There have been reports of cardiomyopathy developing in critically ill patients. You may want to stay your hand, as hydroxychloroquine can have cardiotoxicities, including QT interval prolongation. I think we're unlikely to see much effect from this drug. If there had been a marked effect of these compounds, we would have some sense of that already.

Monoclonal Antibodies

Some patients who are critically ill seem to develop a cytokine-like storm, and this storm is associated with lung disease. It is an acute respiratory distress syndrome (ARDS), and some early autopsy studies suggest lung fibrosis.

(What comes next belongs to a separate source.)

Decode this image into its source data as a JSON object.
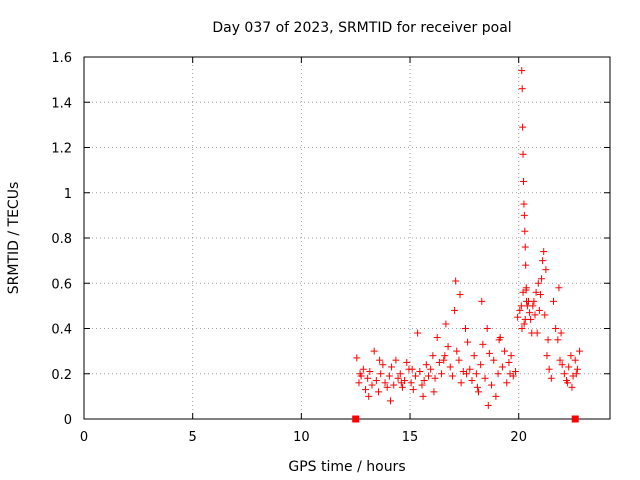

In terms of interrupting some of the cytokine action, IL-6 has gained attention. In China and other countries, tocilizumab has been used as a monoclonal antibody to interrupt IL-6 effects. Both the anti–IL-6 and anti–IL-6 receptor monoclonal antibodies will hopefully be studied in randomized trials starting later in March. It will be interesting to see whether these antibodies will have some impact.

Viral ARDS, similar to influenza, is very different from the ARDS we usually see with bacterial sepsis, which is neutrophilic. This seems to be more dependent on the effects of T regulatory cells. We'll see if this has any impact.

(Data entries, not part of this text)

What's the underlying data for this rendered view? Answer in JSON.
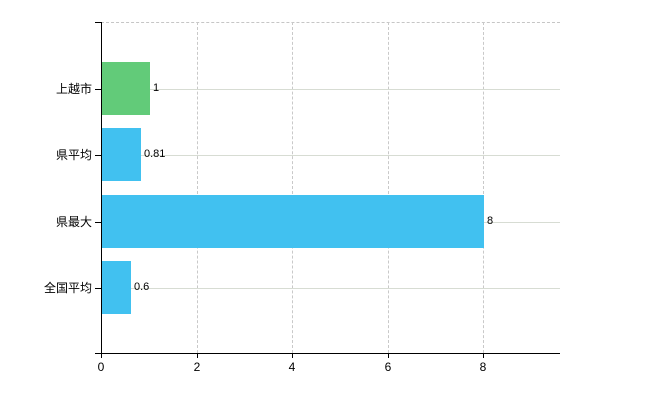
{
  "chart_data": {
    "type": "bar",
    "orientation": "horizontal",
    "title": "",
    "xlabel": "",
    "ylabel": "",
    "categories": [
      "上越市",
      "県平均",
      "県最大",
      "全国平均"
    ],
    "values": [
      1,
      0.81,
      8,
      0.6
    ],
    "value_labels": [
      "1",
      "0.81",
      "8",
      "0.6"
    ],
    "bar_colors": [
      "#62cb79",
      "#41c1f0",
      "#41c1f0",
      "#41c1f0"
    ],
    "x_ticks": [
      0,
      2,
      4,
      6,
      8
    ],
    "x_tick_labels": [
      "0",
      "2",
      "4",
      "6",
      "8"
    ],
    "xlim": [
      0,
      9.6
    ],
    "legend_position": "none",
    "grid": {
      "vertical_style": "dashed",
      "horizontal_style": "solid",
      "top_border_style": "dashed"
    }
  },
  "colors": {
    "background": "#ffffff",
    "axis": "#000000",
    "grid_vertical": "#c9c9c9",
    "grid_horizontal": "#d7dcd3",
    "text": "#000000",
    "bar_green": "#62cb79",
    "bar_blue": "#41c1f0"
  }
}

Unfortunately, any considerations by clinicians to give drugs are based only on the thinnest threads of in vitro evidence, animal models, and biologic plausibility. Do take some care before giving these drugs to any of your patients. Of course, supportive care and talking to pulmonary colleagues about the most ill patients, who seem to benefit from prone positioning, will hopefully help tide over as many as possible.

I wish everyone well in these very difficult times. Thank you.

Paul G. Auwaerter, MD, is a professor of medicine at the Johns Hopkins University School of Medicine and clinical director of the Division of Infectious Diseases. His areas of clinical expertise include Lyme disease, Epstein-Barr virus, and fever of unknown origin. He has been a Medscape contributor since 2008.